Today, my dad celebrates his 62nd birthday (Happy Birthday, Pops), which puts him in the Baby Boomer generation.  It so happens that my son turned 7 years old last month, putting him in Generation Z.  

[Sidebar: Who's the original thinker behind that name?  What's next - Generation AA?  But, I digress...]  

So does that mean my dad, me, and my son fall into the neat and tidy demographic table?  Absolutely not.  Sure, we have shared experiences with our contemporaries, but in many regards we are more similar to people in other generations.  

The same concept is true for today’s internet.  While some new web applications and websites share characteristics and traits, they aren’t all cut from the stock.  

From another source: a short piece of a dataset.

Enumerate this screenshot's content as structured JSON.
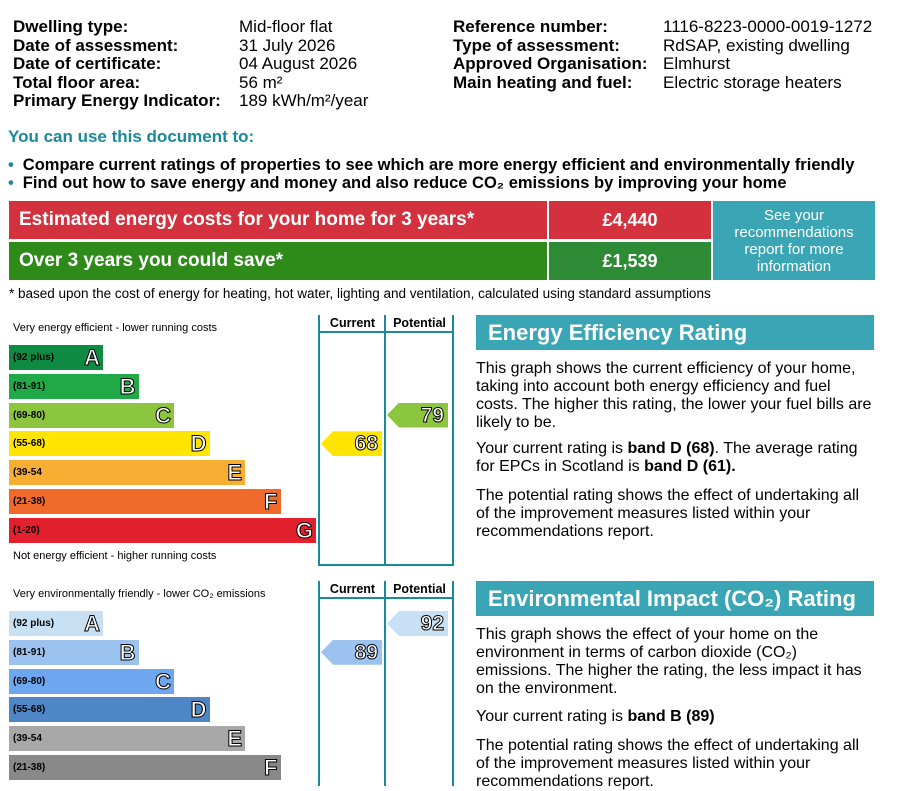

Without a doubt, we’re witnessing a trend toward more social media with user-generated content and intense conversational interactions.  We’re also tagging the content that we are producing, thereby creating implicit links with all types of other content not normally placed in proximity of the neat and tidy categories.  Already, we’re seeing applications that bring relevant items to our attention that might otherwise been missed.

I imagine the confusion of the various names will continue to exist.  But, I think that’s more due to what historian’s know to be true: the worst people to write history are those currently living it.  Only when time separates us from events, can we discern historical facts and patterns.  Let the historians decide what to properly call it, let’s stick to living it.

In the meantime, I had a thought.  Do you think Mozart would hoist some glasses of red wine around with his composing buddies and throw around his own labels on the music?  ”Yeah, Symphony #40 was good and all, but that was so Music 1.0, don’t you think?  Put in more flourishes and a trumpet solo…now we’re really jamming with some hi-fidelity Music 2.0.”